Protocol of the Session on October 29, 2009

Das hat überhaupt nichts - das haben Sie völlig durcheinandergebracht; Jens Nacke hat darauf hingewiesen - mit der Schaffung von Lehrerstellen zu tun. Das ist ein völlig anderes Thema. Die Kollegin Heister-Neumann und die Regierungsfraktionen haben hinsichtlich dieses Themas in den letzten Monaten die richtigen Entscheidungen getroffen.

Ganz abgesehen davon: Frau Heinen-Kljajić, natürlich wissen wir, welche zahlenmäßigen Anforderungen auf uns zukommen. Ich habe mir die Zahlen sehr genau angeschaut und hier dazu auch schon Ausführungen gemacht. Im Gegensatz zur Vorgängerregierung haben wir ein systematisches Prüfungsverfahren entwickelt, das darauf angelegt ist, die frei werdenden Stellen auch wieder besetzen zu können, weil die Lehrer dafür vorhanden sind. Bei den MINT-Fächern müssen wir gewisse Ausnahmen machen, weil ich natürlich keinen dazu zwingen kann, Physik oder Chemie zu studieren. Aber auch darum geht es hier. Es geht darum - das ist eine der Kernbotschaften -, dass wir eine Lehrerausbildung schaffen, bei der Lehrer

herauskommen, die in der Lage sind, bei den Schülern Begeisterung und Neugierde für MINTFächer zu erwecken, damit diese Schüler später nicht sagen: Um Gottes willen, alles, bloß nicht Mathematik oder Physik studieren! - Vielmehr sollten sie sagen können: Jawohl, ich habe einen tollen Lehrer gehabt. Er hat mich für Mathematik und Physik begeistert. Deshalb studiere ich jetzt diese Fächer. Deshalb wähle ich ganz bewusst ein schwieriges Fach, nämlich eines der MINT-Fächer. - Darum geht es.

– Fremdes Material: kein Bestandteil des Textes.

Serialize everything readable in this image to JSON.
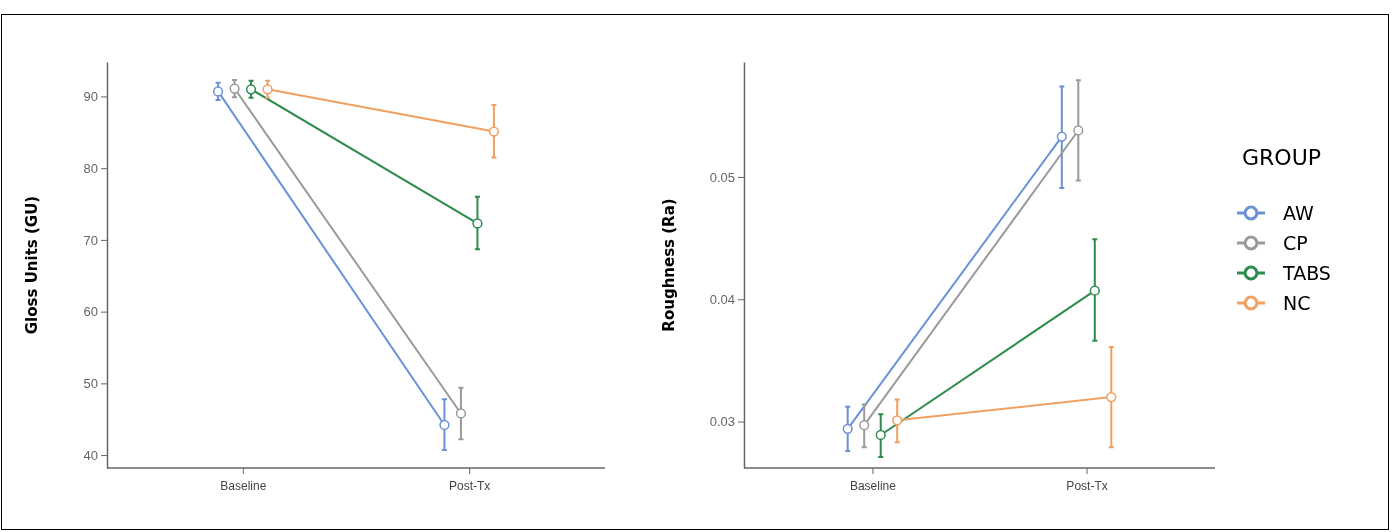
{
  "chart_data": [
    {
      "type": "line",
      "ylabel": "Gloss Units (GU)",
      "categories": [
        "Baseline",
        "Post-Tx"
      ],
      "ylim": [
        38.2,
        94.8
      ],
      "yticks": [
        40,
        50,
        60,
        70,
        80,
        90
      ],
      "marker": "circle",
      "legend": false,
      "grid": false,
      "series": [
        {
          "color": "#6a92d4",
          "values": [
            90.7,
            44.2
          ],
          "errors": [
            [
              89.5,
              91.9
            ],
            [
              40.7,
              47.8
            ]
          ]
        },
        {
          "color": "#9a9a9a",
          "values": [
            91.1,
            45.8
          ],
          "errors": [
            [
              89.9,
              92.3
            ],
            [
              42.2,
              49.4
            ]
          ]
        },
        {
          "color": "#2e8b4e",
          "values": [
            91.0,
            72.3
          ],
          "errors": [
            [
              89.8,
              92.2
            ],
            [
              68.7,
              76.0
            ]
          ]
        },
        {
          "color": "#f0a060",
          "values": [
            91.0,
            85.1
          ],
          "errors": [
            [
              89.8,
              92.2
            ],
            [
              81.5,
              88.8
            ]
          ]
        }
      ]
    },
    {
      "type": "line",
      "ylabel": "Roughness (Ra)",
      "categories": [
        "Baseline",
        "Post-Tx"
      ],
      "ylim": [
        0.0262,
        0.0594
      ],
      "yticks": [
        0.03,
        0.04,
        0.05
      ],
      "marker": "circle",
      "legend": "right",
      "legend_title": "GROUP",
      "grid": false,
      "series": [
        {
          "name": "AW",
          "color": "#6a92d4",
          "values": [
            0.0294,
            0.0533
          ],
          "errors": [
            [
              0.0276,
              0.0312
            ],
            [
              0.0491,
              0.0574
            ]
          ]
        },
        {
          "name": "CP",
          "color": "#9a9a9a",
          "values": [
            0.0297,
            0.0538
          ],
          "errors": [
            [
              0.0279,
              0.0314
            ],
            [
              0.0497,
              0.0579
            ]
          ]
        },
        {
          "name": "TABS",
          "color": "#2e8b4e",
          "values": [
            0.0289,
            0.0407
          ],
          "errors": [
            [
              0.0271,
              0.0306
            ],
            [
              0.0366,
              0.0449
            ]
          ]
        },
        {
          "name": "NC",
          "color": "#f0a060",
          "values": [
            0.0301,
            0.032
          ],
          "errors": [
            [
              0.0283,
              0.0318
            ],
            [
              0.0279,
              0.0361
            ]
          ]
        }
      ]
    }
  ]
}
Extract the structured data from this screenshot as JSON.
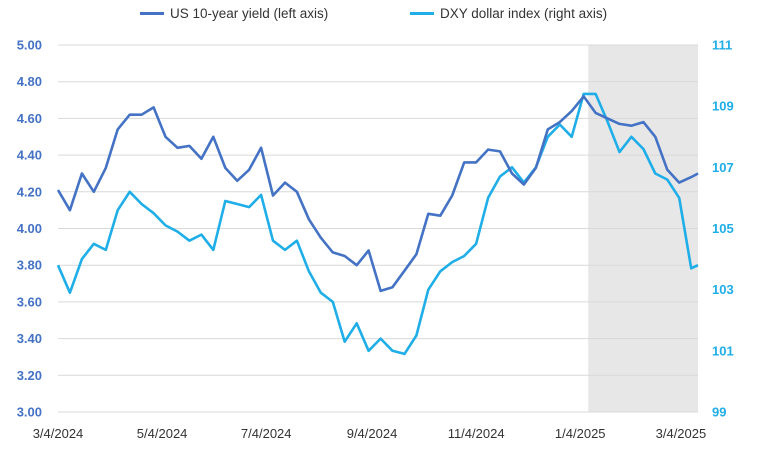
{
  "chart_data": {
    "type": "line",
    "title": "",
    "x": [
      "3/4/2024",
      "3/11/2024",
      "3/18/2024",
      "3/25/2024",
      "4/1/2024",
      "4/8/2024",
      "4/15/2024",
      "4/22/2024",
      "4/29/2024",
      "5/6/2024",
      "5/13/2024",
      "5/20/2024",
      "5/27/2024",
      "6/3/2024",
      "6/10/2024",
      "6/17/2024",
      "6/24/2024",
      "7/1/2024",
      "7/8/2024",
      "7/15/2024",
      "7/22/2024",
      "7/29/2024",
      "8/5/2024",
      "8/12/2024",
      "8/19/2024",
      "8/26/2024",
      "9/2/2024",
      "9/9/2024",
      "9/16/2024",
      "9/23/2024",
      "9/30/2024",
      "10/7/2024",
      "10/14/2024",
      "10/21/2024",
      "10/28/2024",
      "11/4/2024",
      "11/11/2024",
      "11/18/2024",
      "11/25/2024",
      "12/2/2024",
      "12/9/2024",
      "12/16/2024",
      "12/23/2024",
      "12/30/2024",
      "1/6/2025",
      "1/13/2025",
      "1/20/2025",
      "1/27/2025",
      "2/3/2025",
      "2/10/2025",
      "2/17/2025",
      "2/24/2025",
      "3/3/2025",
      "3/10/2025",
      "3/14/2025"
    ],
    "x_ticks": [
      "3/4/2024",
      "5/4/2024",
      "7/4/2024",
      "9/4/2024",
      "11/4/2024",
      "1/4/2025",
      "3/4/2025"
    ],
    "shaded_region": {
      "start": "1/4/2025",
      "end": "3/14/2025",
      "color": "#E7E7E7"
    },
    "series": [
      {
        "name": "US 10-year yield (left axis)",
        "axis": "left",
        "color": "#4472C4",
        "values": [
          4.21,
          4.1,
          4.3,
          4.2,
          4.33,
          4.54,
          4.62,
          4.62,
          4.66,
          4.5,
          4.44,
          4.45,
          4.38,
          4.5,
          4.33,
          4.26,
          4.32,
          4.44,
          4.18,
          4.25,
          4.2,
          4.05,
          3.95,
          3.87,
          3.85,
          3.8,
          3.88,
          3.66,
          3.68,
          3.77,
          3.86,
          4.08,
          4.07,
          4.18,
          4.36,
          4.36,
          4.43,
          4.42,
          4.3,
          4.24,
          4.33,
          4.54,
          4.58,
          4.64,
          4.72,
          4.63,
          4.6,
          4.57,
          4.56,
          4.58,
          4.5,
          4.32,
          4.25,
          4.28,
          4.3
        ]
      },
      {
        "name": "DXY dollar index (right axis)",
        "axis": "right",
        "color": "#1FAEE8",
        "values": [
          103.8,
          102.9,
          104.0,
          104.5,
          104.3,
          105.6,
          106.2,
          105.8,
          105.5,
          105.1,
          104.9,
          104.6,
          104.8,
          104.3,
          105.9,
          105.8,
          105.7,
          106.1,
          104.6,
          104.3,
          104.6,
          103.6,
          102.9,
          102.6,
          101.3,
          101.9,
          101.0,
          101.4,
          101.0,
          100.9,
          101.5,
          103.0,
          103.6,
          103.9,
          104.1,
          104.5,
          106.0,
          106.7,
          107.0,
          106.5,
          107.0,
          108.0,
          108.4,
          108.0,
          109.4,
          109.4,
          108.5,
          107.5,
          108.0,
          107.6,
          106.8,
          106.6,
          106.0,
          103.7,
          103.8
        ]
      }
    ],
    "left_axis": {
      "ylim": [
        3.0,
        5.0
      ],
      "ticks": [
        "3.00",
        "3.20",
        "3.40",
        "3.60",
        "3.80",
        "4.00",
        "4.20",
        "4.40",
        "4.60",
        "4.80",
        "5.00"
      ],
      "color": "#4472C4"
    },
    "right_axis": {
      "ylim": [
        99,
        111
      ],
      "ticks": [
        "99",
        "101",
        "103",
        "105",
        "107",
        "109",
        "111"
      ],
      "color": "#1FAEE8"
    },
    "grid": true,
    "legend": "top"
  }
}
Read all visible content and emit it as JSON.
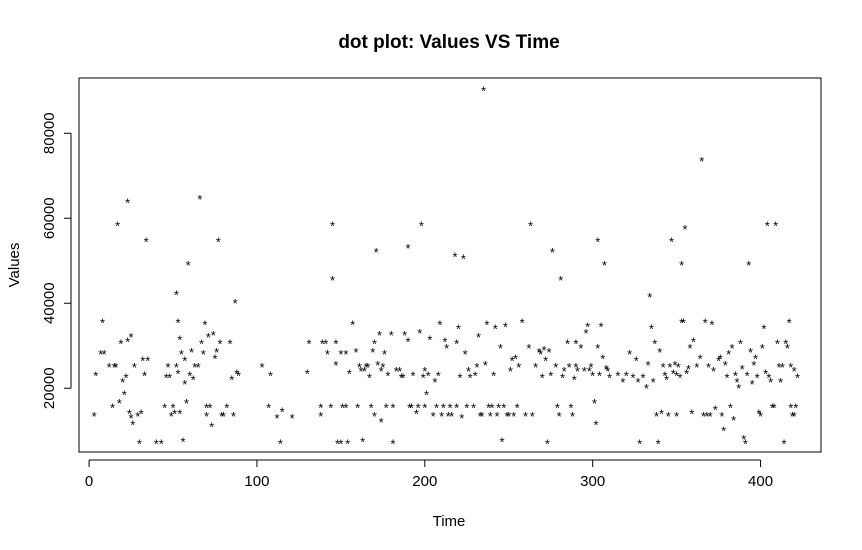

Es geht darum, dass wir die Lehrer früher mit praktischen Erfahrungen konfrontieren, dass wir sie nicht viel zu lange mit theoretischen Erkenntnissen konfrontieren, sondern schon frühzeitig sagen: Ihr müsst auch einmal in die Praxis hinein, um euch auf diesem Wege selber testen und die Frage beantworten zu können: Kann ich diesen Job überhaupt ausüben? Halte ich das überhaupt aus, was in diesem Job auf mich zukommt?

(Beifall bei der CDU und bei der FDP)

Das ist die Kernbotschaft dieses Antrages. Das ist es, was wir auch den Eltern sagen müssen. Wir können es nur dann schaffen, starke junge Persönlichkeiten herauszubilden, wenn wir dafür eine Lehrerschaft haben, die sich nicht nur für ihren Beruf begeistert und ihren Beruf wirklich als Berufung empfindet, sondern darüber hinaus auch die Fähigkeit besitzt, ihre Begeisterung auf die Schüler zu übertragen, damit die Schüler nach Hause gehen und sagen können: Es macht auch Spaß, zur Schule zu gehen. Es macht auch Spaß, vermeintlich schwierige Fächer zu bewältigen. - Das ist die Herausforderung, der wir uns stellen wollen. Ich bin, was diese Frage angeht, sehr selbstbewusst und habe ein gutes Gefühl. Wenn Sie die Situation bei uns mit der in anderen Ländern vergleichen, stellen Sie fest, dass wir sehr viel weiter als alle anderen Länder sind - erst recht sehr viel weiter als die SPD-geführten Länder.

(Beifall bei der CDU und bei der FDP)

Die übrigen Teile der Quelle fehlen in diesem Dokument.